Muitos dos melhores filmes do novaiorquino alcançaram um reconhecimento tardio perante o público e crítica. “A Época da Inocência” certamente foi um deles igual “Taxi Driver”: se hoje, a vitória de “Rocky” é contestada por ter superado o clássico com o Robert De Niro, na época, o maior rival do Sylvester Stallone foi “Rede de Intrigas” e “Todos os Homens do Presidente”. 

Sob o olhar de hoje em dia, “Cassino” ter apenas uma indicação é quase um pecado, mas, no lançamento, questionava-se o excesso de violência e de filmes sobre máfia do Scorsese. Com a explosão do Quentin Tarantino com “Pulp Fiction”, a sensação era ainda maior, algo que o tempo teve a sabedoria de corrigir. 

RAZÃO 3: PERFIL DOS FILMES

Acima de tudo, porém, vejo a maior objeção da Academia no perfil do cinema feito pelo Scorsese. 

É indiscutível que a indústria reconhece a qualidade e a força do diretor – não à toa, ele já soma 10 indicações a Melhor Direção e teve tantos projetos em Melhor Filme. Por outro lado, há um olhar pessimista e bastante incisivo sobre mazelas duras dos EUA que Scorsese toca e não consegue obter o consenso. 

“Taxi Driver”, por exemplo, foi a primeira produção indicada a Melhor Filme a falar das consequências terríveis da Guerra do Vietnã naqueles que retornavam do conflito. Somente três anos depois que a Academia veio a premiar “O Franco-Atirador” e consagrar a dupla de “Amargo Regresso”, Jane Fonda e Jon Voight. “Touro Indomável” é uma cinebiografia trágica de uma lenda do boxe que levou a fúria dos ringues para a vida fora dela. 
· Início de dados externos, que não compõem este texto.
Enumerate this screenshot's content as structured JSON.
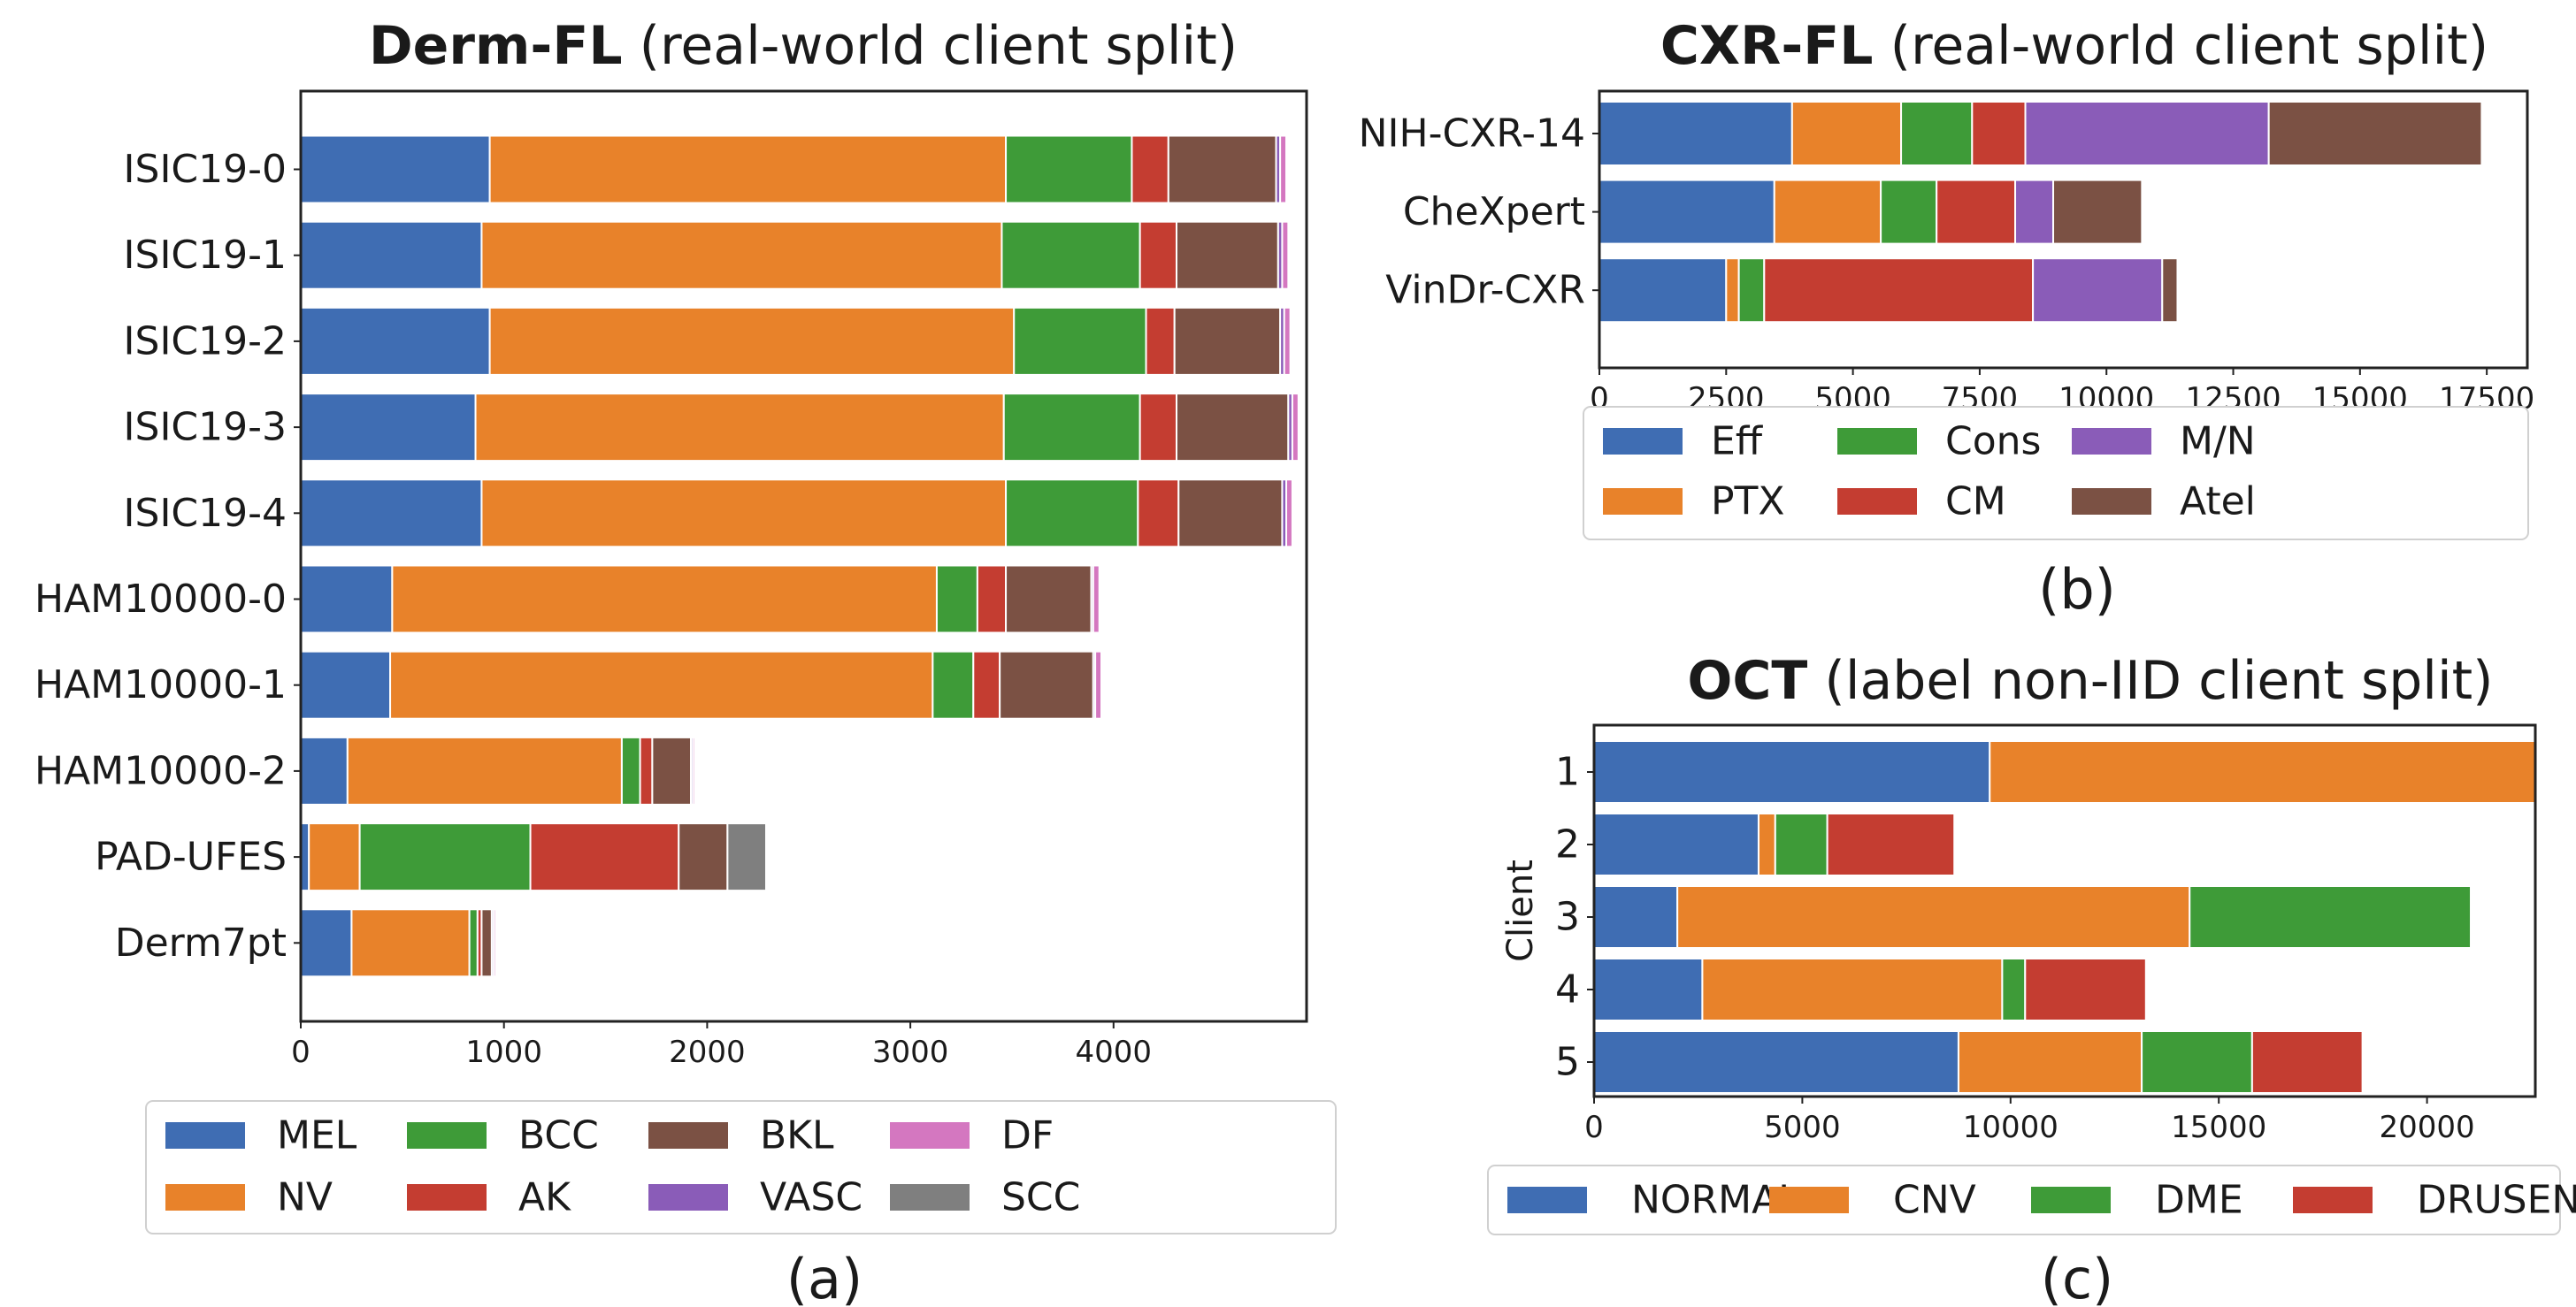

Crítica: O Lobo de Wall Street

O crime como algo divertido e legal sem olhar moralizante está no centro de “Os Bons Companheiros” e “O Lobo de Wall Street”. “Gangues de Nova York” mostra o lado violento de como a maior cidade dos EUA foi erguida – não à toa, a Academia preferiu o divertido “Chicago” para se recuperar os baques dos atentados de 11 de setembro.  

Já em “O Irlandês” e “Assassinos da Lua das Flores”, Scorsese colocou como protagonistas figuras abjetas, responsáveis por atos de extrema crueldade a partir de mando seus de superiores. Isso sempre revelando faces norte-americanas ligadas a ganância e cobiça desmedidas. 

Scorsese coloca o público em uma situação de constante desconforto e o convida a um olhar para dentro de si ao trazer aquelas histórias que são formadoras de um país e sociedade. Este bem-vindo incômodo, entretanto, nem sempre agrada a todos, o que se amplifica em uma votação de sistema preferencial, onde buscam-se consensos. 

E a vitória de “Os Infiltrados” confirma a tese, afinal, dentro da carreira de Scorsese, seja justamente o menos provocador e o mais convencional filme dele.